First, and most basic, is the listicle. “109 Cats in Sweaters is literally that,” says Shepherd. “There’s nothing more going on there.”

Second is the definitive list — the list that sets out to encompass all of something, like The 50 Cutest Things that Ever Happened. These lists have a strong tendency to go viral — 316,000 Facebook likes on that one so far — but they take a lot of effort.

“I didn’t just go and find 50 cute pictures that I liked. I thought back to my five years of scouring for cute animals on the Internet and the ones that really struck me and stuck with me,” he said. “Compiling that list took a huge amount of time and required having spent a lot of time looking at these things, whereas if you do something that is kind of more simple, you don’t want to put a big round number.”

And finally, there is the framework list — the list that only exists to structure a narrative. Take, for example, 54 Reasons You Should Go To A Dog Surfing Competition Before You Die.

The number 54, “in that case, that’s just a way of organizing this story that I’m telling about this amazing experience I had watching these dogs surf in San Diego,” Shepherd says. “If one of the items is that bulldogs are better surfers, and I have five great bulldog pictures that I’ll group under that number, it sort of doesn’t really matter.”

This is the most important kind of list for BuzzFeed, the one that helped it get past its reputation for creating Internet drivel and begin building a broader audience. This kind of list has the best content, but also the most arbitrary length — there are as many items as it takes for the story to be done.

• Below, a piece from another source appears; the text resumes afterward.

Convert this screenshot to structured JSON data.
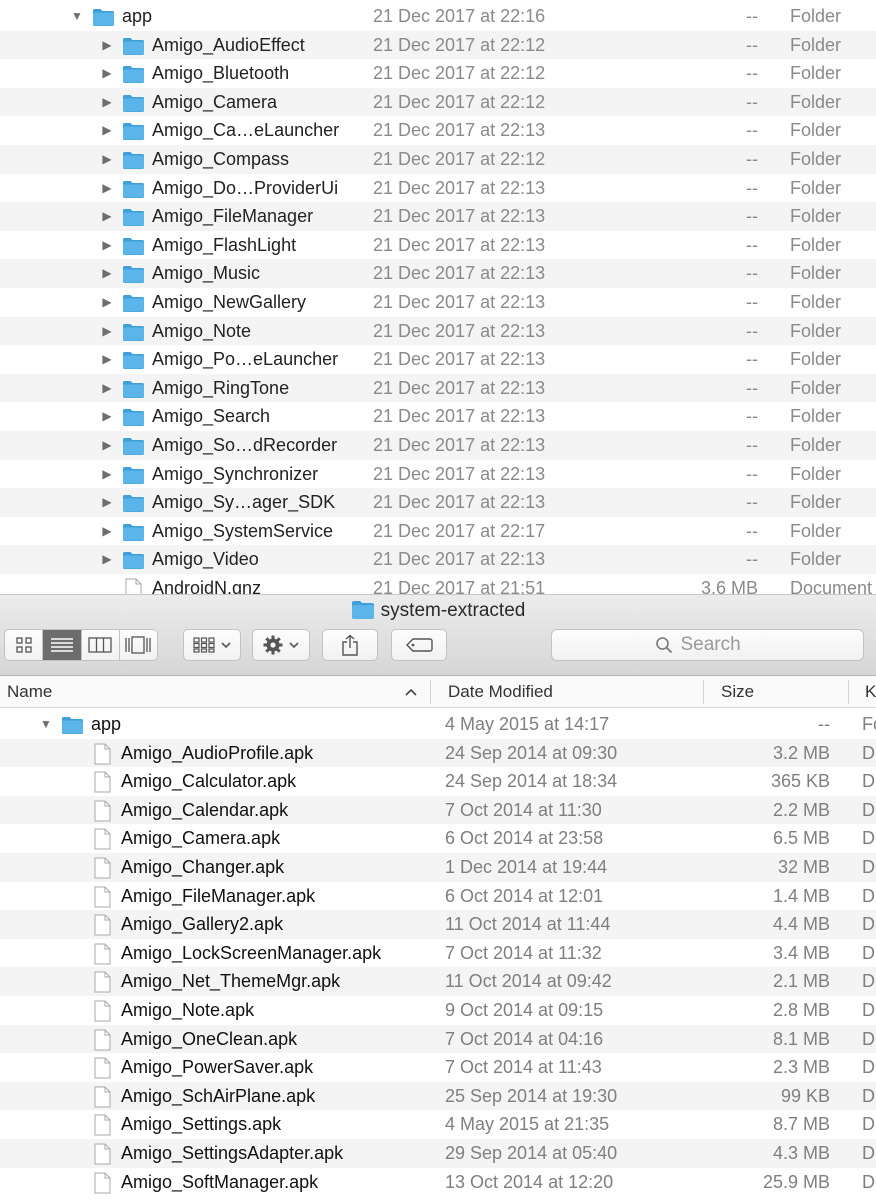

“The thing that I’ve been saying recently about lists is a list is just a scaffolding for a story. It’s just a way of organizing information,” says Shepherd. “I mean, The Odyssey is 24 chapters. You could call that 24 Chapters About Odysseus. That’s, like, a really great list. Really top notch. Really, really viral. Super viral.” 

That’s heady stuff. But the point is, list length has more to do with what’s in the list than with trying to guess which lengths readers are most likely to click.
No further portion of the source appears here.